Voir cette publication sur Instagram
Une publication partagée par Diego Alejandro (@diego_alejandro_am)
Sur la voie, l’architecte déploie un projet unique en son genre, basé sur le modèle des villas parisiennes : un complexe homogène, où les volumes semblent s’empiler dans un jeu géométrique créant un style “paquebot”. Pour cette œuvre ambitieuse inaugurée en juillet 1927, l’architecte s’entoure de grands noms de la création moderne : le maître verrier Louis Barillet, la designer Charlotte Perriand, ou encore le ferronnier Jean Prouvé. L’objectif ? donner naissance à une rue entièrement vouée à l’habitation, pensée comme un refuge silencieux, lumineux et résolument moderne. Au total, 5 hôtels particuliers et une maison de gardien sont construits.

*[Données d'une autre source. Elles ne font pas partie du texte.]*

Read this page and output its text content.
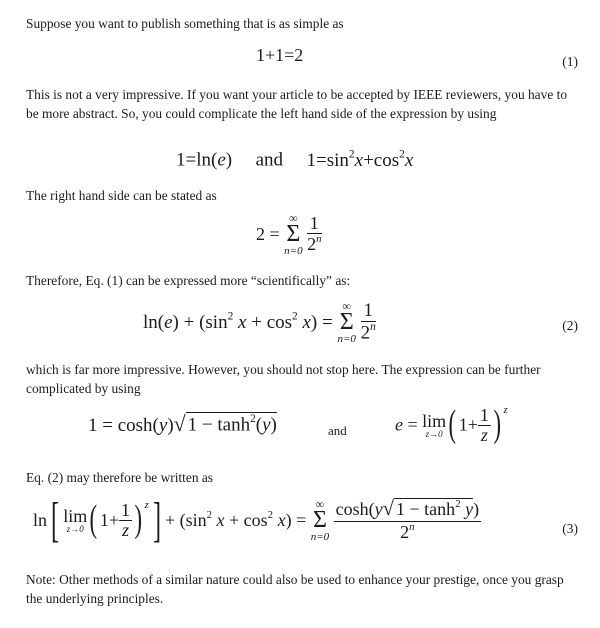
Suppose you want to publish something that is as simple as
1+1=2	(1)
This is not a very impressive. If you want your article to be accepted by IEEE reviewers, you have to be more abstract. So, you could complicate the left hand side of the expression by using
1=ln(e) and $1=\sin^2x+\cos^2x$
The right hand side can be stated as
2 =
∞
Σ
n=0
$\frac{1}{2^n}$
Therefore, Eq. (1) can be expressed more “scientifically” as:
$\ln(e) + (\sin^2$ $x + \cos^2 x$) =
∞
Σ
n=0
$\frac{1}{2^n}$	(2)
which is far more impressive. However, you should not stop here. The expression can be further complicated by using
1 = cosh(y)√ $1 - \tanh^2(y)$	and	e = lim
z→0 ( $1+ \frac{1}{z}$ ) $^z$
Eq. (2) may therefore be written as
ln[ lim
z→0 ( $1+ \frac{1}{z}$ ) $^z] + (\sin^2$ $x + \cos^2 x$) =
∞
Σ
n=0
$\frac{\cosh(y√ 1 - \tanh^2 y)}{2^n}$	(3)
Note: Other methods of a similar nature could also be used to enhance your prestige, once you grasp the underlying principles.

« Aucun commerce n’y est autorisé. Elle est exclusivement réservée à l’habitation, au repos ; on doit y trouver un calme réel, loin du mouvement et de bruit, et son aspect même, par sa structure générale, doit évoquer la placidité sans tristesse ? Une rue peut être gaie, joyeuse même, tout en étant reposante. »

Une vitrine d’architecture moderne
Se promener dans cette impasse du quartier d’Auteuil, c’est accéder à une rare pépite d’architecture moderne à Paris. Ici, on est bien loin des courbes, des exubérances et des ornements floraux de l’Art nouveau. À l’inverse, l’ensemble conçu par Mallet-Stevens rend hommage à une architecture moderne centrée sur le rationalisme, le sens de la ligne, le règne de la fonctionnalité et une esthétique épurée. Les formes sont réduites à leur expression la plus pure : des volumes cubiques ou cylindriques, presque emboités.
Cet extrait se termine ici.